La pensée printemps du RN
« L’homme du chaos et du désordre est à l’Élysée, il s’appelle Emmanuel Macron. » Jordan Bardella n’a pas manqué de le noter : la Macronie est à bout de souffle, un an après la réélection d’Emmanuel Macron. « Il voulait mettre la France en marche, il l’a mise en panne », avait abondé Marine Le Pen pendant son propre discours. L’homme du « penser printemps », du rassemblement et de l’incarnation est plus isolé que jamais, « un funambule au-dessus du peuple français », poursuivait Bardella. Comme s’il réinstallait un clivage entre une majorité relative face à la « majorité ordinaire » que le RN incarnerait.
On l’écrivait plus haut : la politique est une affaire de récit et de symbole. Et le Rassemblement national vient d’opérer un choix : sacrifier le symbole de Jeanne d’Arc au profit d’une dynamique politique. Jean-Marie Le Pen parlait de temporel et de spirituel ; depuis, c’est le premier qui a pris le pas sur le second. Jusque dans la scénographie utilisée, on perçoit un changement.
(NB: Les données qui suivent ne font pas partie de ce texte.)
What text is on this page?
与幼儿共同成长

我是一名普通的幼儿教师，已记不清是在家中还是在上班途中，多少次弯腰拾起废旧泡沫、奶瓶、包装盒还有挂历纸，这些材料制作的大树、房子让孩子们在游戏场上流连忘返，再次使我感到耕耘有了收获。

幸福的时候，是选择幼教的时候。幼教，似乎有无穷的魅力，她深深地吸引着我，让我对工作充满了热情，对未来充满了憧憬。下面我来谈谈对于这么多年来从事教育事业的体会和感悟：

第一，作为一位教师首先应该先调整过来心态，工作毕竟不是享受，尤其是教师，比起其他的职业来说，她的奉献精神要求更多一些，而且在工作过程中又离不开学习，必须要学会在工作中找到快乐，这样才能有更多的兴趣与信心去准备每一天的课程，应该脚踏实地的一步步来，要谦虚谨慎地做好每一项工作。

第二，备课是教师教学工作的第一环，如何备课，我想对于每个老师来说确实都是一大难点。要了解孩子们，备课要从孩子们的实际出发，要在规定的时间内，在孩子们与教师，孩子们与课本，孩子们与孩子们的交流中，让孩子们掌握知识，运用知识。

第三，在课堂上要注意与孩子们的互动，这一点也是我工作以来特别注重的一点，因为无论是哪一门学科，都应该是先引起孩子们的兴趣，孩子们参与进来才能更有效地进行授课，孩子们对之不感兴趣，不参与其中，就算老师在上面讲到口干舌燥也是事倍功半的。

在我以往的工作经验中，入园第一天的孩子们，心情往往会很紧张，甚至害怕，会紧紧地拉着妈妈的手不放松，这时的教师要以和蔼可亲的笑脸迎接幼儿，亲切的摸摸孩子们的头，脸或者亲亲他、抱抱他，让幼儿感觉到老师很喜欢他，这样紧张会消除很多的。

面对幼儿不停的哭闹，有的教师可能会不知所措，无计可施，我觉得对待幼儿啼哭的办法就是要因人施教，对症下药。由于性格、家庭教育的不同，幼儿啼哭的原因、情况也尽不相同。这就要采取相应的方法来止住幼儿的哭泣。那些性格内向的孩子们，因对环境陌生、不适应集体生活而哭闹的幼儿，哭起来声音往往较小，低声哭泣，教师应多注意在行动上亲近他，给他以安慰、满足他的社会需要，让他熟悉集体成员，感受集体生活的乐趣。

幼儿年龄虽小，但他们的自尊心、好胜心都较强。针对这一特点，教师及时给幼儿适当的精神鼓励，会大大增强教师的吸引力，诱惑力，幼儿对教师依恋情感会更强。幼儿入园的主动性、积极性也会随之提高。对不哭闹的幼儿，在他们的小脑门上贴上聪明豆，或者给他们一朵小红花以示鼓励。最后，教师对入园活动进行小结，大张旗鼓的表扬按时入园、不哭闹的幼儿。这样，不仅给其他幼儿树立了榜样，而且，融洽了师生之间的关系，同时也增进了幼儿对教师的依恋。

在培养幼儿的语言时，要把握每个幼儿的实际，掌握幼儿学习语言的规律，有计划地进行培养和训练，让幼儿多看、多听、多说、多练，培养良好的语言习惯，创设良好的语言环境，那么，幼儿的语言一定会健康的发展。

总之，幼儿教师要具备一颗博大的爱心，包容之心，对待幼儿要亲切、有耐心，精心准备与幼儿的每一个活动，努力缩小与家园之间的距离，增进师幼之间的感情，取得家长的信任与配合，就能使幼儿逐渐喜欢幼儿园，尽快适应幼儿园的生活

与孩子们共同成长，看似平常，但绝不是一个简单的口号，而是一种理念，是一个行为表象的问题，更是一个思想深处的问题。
Les tribuns ont troqué la verticalité du pupitre et le micro pour un discours mobile sur scène. Ils ne sont plus face à la foule mais au milieu des leurs, de manière bien plus horizontale. Un RN moins historique, moins symbolique, mais un RN en mouvement et sans complexe. Un RN sauce Bardella. Non content de remplacer LR, le Rassemblement national veut prendre le pouvoir. Et cela se sent.